Forecasting with ARIMA

Valentina Djordjevic Technology 9 Comments

One of the most challenging machine learning problems is predicting some output based on the history of its previous values. The complexity of the problem multiplies as new features and constraints are added to analysis. Thus, in time series analysis it is not always enough to use previous values only, there often are many features that could impact on the output which should be predicted. There are numerous models and algorithms developed for this kind of problem. In this article, and series of articles that follows, several models, such as ARIMA, VAR and  Facebook Prophet, will be introduced and finally compared to see which one is best suitable for different kinds of problems.

ARIMA stands for autoregressive integrated moving average model, which produces forecasts based upon prior values in the time series (AR terms) and the errors made by previous predictions (MA terms), with possibility to work with non-stationary data, since it allows us to initially differentiate data to eliminate the non-stationarity (I term).

PyFlux library offers a very good implementation of ARIMA model in Python. It has useful documentation, followed by examples and it is very easy to use. To run  this model, we need to determine the optimal value for each of the parameters this function takes – AR, MA and I terms.

Problem definition

Data used for analysis include 125 instances, historical values, gathered during time period January-May 2017. Data take values mostly between 20-40, with deviation of +-15, which depends on the object that is observed. The problem is to predict the output for a given interval, based on these historical data. This is how our data look like.

Data plotted

Three things that should be investigated before running a model are time series stationarity, trend and seasonality, since each of them could negatively affect results obtained. That will tell us if we should differentiate data before training.
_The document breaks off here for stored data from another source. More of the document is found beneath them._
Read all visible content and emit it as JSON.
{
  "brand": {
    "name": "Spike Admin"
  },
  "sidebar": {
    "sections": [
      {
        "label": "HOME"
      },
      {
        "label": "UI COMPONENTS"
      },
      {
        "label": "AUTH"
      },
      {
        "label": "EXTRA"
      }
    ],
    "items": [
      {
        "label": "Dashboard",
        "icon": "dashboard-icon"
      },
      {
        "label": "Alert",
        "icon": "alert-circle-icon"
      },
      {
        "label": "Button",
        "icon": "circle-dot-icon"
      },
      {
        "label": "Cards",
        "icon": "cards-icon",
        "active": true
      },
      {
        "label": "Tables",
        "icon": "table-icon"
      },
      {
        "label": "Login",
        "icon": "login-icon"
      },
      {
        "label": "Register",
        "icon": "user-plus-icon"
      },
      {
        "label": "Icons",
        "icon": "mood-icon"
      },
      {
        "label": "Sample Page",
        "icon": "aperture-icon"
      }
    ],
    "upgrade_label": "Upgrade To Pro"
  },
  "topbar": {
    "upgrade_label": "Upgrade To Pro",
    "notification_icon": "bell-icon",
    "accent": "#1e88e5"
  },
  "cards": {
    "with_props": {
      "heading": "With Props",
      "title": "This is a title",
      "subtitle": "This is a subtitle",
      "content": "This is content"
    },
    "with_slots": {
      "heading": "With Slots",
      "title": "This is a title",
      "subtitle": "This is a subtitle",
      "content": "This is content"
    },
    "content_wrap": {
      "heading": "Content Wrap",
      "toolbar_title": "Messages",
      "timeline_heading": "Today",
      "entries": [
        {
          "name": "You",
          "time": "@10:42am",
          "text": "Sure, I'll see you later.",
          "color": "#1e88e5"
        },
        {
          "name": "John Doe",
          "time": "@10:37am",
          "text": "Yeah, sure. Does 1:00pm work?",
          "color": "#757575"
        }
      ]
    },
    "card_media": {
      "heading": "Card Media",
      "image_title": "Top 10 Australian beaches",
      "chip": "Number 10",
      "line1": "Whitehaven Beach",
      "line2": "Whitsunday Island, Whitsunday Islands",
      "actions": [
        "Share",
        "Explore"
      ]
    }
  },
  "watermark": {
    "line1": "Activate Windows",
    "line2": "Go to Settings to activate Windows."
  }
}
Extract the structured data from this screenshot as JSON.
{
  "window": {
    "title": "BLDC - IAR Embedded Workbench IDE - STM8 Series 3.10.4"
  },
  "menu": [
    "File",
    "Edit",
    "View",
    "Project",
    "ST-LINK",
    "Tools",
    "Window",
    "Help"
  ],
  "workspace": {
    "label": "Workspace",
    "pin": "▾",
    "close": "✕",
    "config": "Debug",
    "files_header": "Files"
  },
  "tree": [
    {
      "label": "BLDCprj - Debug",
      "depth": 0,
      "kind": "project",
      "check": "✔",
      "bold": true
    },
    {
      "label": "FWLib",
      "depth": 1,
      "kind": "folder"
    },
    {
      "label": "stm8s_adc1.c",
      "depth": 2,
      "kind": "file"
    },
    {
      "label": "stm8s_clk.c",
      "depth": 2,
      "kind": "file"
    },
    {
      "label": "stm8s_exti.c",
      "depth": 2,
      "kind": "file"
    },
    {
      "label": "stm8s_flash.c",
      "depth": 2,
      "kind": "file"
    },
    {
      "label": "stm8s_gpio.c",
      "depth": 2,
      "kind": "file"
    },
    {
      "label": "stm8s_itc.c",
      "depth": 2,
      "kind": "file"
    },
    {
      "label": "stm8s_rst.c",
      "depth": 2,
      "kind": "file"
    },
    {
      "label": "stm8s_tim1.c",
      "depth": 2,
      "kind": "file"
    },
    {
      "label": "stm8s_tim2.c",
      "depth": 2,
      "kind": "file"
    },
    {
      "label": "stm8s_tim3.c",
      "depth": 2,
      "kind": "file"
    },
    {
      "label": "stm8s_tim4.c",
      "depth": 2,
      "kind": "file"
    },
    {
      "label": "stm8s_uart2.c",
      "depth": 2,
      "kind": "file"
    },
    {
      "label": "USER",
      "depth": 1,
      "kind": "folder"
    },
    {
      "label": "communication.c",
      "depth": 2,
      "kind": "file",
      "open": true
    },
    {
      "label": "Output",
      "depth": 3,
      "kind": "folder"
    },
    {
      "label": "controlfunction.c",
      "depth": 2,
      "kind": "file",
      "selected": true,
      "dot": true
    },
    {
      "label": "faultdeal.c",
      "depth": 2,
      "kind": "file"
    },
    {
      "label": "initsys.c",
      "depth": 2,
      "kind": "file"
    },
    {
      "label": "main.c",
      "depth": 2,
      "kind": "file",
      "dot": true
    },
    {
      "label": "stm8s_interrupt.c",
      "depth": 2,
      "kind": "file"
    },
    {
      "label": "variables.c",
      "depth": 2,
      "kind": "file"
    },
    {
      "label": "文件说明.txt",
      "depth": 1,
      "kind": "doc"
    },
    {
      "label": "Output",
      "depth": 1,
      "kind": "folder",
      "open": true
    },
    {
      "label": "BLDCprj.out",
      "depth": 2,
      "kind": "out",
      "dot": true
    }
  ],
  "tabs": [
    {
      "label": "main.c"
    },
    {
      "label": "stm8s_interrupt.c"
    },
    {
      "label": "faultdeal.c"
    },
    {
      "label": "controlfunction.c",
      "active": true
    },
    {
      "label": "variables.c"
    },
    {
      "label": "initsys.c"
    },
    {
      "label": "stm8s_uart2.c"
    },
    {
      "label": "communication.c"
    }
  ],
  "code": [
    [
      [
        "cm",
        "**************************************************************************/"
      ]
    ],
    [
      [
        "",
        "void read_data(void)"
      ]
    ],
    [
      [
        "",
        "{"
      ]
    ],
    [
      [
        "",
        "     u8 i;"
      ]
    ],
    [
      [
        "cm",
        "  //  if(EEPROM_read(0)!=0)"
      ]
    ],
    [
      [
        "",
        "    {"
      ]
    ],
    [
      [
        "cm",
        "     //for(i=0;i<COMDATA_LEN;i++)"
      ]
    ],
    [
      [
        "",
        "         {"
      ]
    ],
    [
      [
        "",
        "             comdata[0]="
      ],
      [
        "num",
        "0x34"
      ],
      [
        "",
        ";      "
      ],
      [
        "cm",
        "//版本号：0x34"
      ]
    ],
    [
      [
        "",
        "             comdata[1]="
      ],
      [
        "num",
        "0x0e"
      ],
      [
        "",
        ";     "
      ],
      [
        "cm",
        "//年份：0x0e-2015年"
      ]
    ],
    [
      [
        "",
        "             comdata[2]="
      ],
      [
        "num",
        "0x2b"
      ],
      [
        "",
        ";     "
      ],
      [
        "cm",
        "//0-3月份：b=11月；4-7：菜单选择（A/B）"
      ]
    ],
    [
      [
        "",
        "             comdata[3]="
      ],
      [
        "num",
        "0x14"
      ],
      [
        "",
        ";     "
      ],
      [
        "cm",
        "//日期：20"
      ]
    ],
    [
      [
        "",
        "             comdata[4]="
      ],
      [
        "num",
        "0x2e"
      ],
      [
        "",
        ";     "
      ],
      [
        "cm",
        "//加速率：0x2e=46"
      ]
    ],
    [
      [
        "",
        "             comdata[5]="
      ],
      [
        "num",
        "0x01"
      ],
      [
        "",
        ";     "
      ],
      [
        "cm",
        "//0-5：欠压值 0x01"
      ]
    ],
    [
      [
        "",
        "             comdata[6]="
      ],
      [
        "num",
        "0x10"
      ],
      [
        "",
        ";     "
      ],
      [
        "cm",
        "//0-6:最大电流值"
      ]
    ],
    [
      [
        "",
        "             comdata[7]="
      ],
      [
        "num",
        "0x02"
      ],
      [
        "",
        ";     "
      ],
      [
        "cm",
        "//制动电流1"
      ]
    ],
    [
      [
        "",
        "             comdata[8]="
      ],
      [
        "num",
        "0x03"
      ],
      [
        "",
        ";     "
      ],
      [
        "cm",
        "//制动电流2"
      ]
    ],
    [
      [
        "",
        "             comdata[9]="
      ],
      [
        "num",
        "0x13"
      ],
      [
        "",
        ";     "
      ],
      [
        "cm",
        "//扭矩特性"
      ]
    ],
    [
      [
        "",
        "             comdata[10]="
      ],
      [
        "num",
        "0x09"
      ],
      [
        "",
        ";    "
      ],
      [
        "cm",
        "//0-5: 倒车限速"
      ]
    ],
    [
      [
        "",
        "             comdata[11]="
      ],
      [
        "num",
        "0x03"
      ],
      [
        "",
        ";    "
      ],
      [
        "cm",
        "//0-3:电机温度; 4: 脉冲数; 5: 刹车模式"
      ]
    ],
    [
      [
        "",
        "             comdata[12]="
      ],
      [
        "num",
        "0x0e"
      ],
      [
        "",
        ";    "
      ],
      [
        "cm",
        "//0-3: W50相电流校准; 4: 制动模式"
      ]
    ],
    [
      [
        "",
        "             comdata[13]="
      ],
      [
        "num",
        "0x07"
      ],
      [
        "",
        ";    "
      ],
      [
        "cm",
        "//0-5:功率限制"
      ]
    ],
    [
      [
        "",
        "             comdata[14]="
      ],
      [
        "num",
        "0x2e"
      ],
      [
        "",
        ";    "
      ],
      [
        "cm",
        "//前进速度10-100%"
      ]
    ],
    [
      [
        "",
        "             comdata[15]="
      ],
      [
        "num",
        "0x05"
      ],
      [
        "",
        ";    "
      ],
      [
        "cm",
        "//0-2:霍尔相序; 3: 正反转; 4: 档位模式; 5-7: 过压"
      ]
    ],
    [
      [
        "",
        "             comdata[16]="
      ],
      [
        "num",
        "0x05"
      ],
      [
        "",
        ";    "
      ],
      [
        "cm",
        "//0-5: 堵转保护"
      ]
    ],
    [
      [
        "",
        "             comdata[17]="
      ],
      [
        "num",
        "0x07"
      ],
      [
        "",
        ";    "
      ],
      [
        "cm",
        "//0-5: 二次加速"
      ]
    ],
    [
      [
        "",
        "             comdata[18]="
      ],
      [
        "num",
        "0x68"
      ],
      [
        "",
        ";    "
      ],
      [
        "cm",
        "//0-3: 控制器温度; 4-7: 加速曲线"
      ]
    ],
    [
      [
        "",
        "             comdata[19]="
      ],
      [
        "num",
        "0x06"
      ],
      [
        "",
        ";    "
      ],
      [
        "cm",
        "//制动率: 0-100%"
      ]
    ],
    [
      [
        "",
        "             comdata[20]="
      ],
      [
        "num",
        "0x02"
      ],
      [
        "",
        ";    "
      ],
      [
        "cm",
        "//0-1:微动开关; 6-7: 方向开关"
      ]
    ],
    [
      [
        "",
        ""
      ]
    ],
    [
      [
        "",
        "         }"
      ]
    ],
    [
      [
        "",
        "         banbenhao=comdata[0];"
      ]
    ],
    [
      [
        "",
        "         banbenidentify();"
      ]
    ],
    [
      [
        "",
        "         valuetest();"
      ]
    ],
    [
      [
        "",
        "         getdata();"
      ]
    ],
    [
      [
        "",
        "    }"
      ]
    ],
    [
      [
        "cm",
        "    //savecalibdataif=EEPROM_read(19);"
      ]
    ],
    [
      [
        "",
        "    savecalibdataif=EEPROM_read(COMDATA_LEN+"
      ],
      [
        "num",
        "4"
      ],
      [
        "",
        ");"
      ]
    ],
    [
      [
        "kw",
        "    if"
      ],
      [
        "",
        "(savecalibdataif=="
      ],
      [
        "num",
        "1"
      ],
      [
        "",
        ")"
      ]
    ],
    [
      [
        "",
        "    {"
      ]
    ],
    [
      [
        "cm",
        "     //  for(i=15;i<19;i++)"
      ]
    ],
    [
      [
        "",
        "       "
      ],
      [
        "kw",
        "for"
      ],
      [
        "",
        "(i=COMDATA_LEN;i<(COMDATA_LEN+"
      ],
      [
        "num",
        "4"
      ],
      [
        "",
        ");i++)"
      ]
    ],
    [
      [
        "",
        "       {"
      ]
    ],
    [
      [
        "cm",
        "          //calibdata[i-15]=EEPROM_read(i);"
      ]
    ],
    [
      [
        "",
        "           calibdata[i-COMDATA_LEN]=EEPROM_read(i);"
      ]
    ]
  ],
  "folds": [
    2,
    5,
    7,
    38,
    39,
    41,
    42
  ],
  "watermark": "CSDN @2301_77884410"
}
A rough conclusion that data is not stationary could be made by simply looking at the plot, but there is a little more elegant solution, which allows us to exactly determine if data is stationary – a Dickey-Fuller test, which has its implementation in StatsModels library. Here’s one example of how it can be used, taken from here.

These are results of a DF test applied to our data.

DF stationarity test 1

The test statistics is higher than the critical value, which leads to a conclusion that we cannot accept the null hypothesis of data stationarity.

The most popular technique used to make data stationary and eliminate trend and seasonality is differentiating.

ARIMA function in PyFlux library has a parameter that is used to set number of differencing order. In most cases, first order of differencing will do the job, but sometimes it is needed to differentiate data several times.

There are enough guidelines on how to determine the order of differencing and there is an excellent post that summarizes rules for identifying a proper ARIMA model, and set its parameters (https://people.duke.edu/~rnau/arimrule.htm ).

So, our data now look like this.

Differenced data

After re-running a stationarity test on differentiated data, we can see the following results.

DF stationarity test 2

A test statistics is now less than the critical value of 5% confidence interval, and we can adopt the null hypothesis that data is stationary.

Looks decent, so we could continue with analysis and run a model.

Set up parameters

The trickiest part of running an ARIMA model is determining the optimal number for AR and MA terms. There are two additional functions that can be used to solve this problem: ACF (autocorrelation function) and PACF (partial autocorrelation function). Their implementation can also be found in StatsModels library. Basically, both are used to determine how past and future data points are related in a time series, where the ACF function measures the correlation between two successive points, and the PACF tries to remove the transitive dependency between points (if a depends on b, and b depends on c, than a depends on c.)

Autocorrelation function can be used to determine the optimal number for MA terms by the following rule: the lag value where the ACF chart crosses the upper confidence interval for the first time is the recommended value for MA parameter. In this case, it is 29.

Autocorrelation function

Partial autocorrelation function is used to determine the optimal value for AR parameter in ARIMA function (the same rule as previous is used).

Partial autocorrekation function

The optimal value for AR parameter is 2.

Since we have optimal parameter values, we are able to run a model. One additional parameter that could be set is a distribution family of the time series – by default it is Normal but other options include Student-t, Laplace, Cauchy, etc.

Running a model


model = ARIMA(data=working_data, ar=2, ma=29, integ=1, target=’output’, family=pf.Normal())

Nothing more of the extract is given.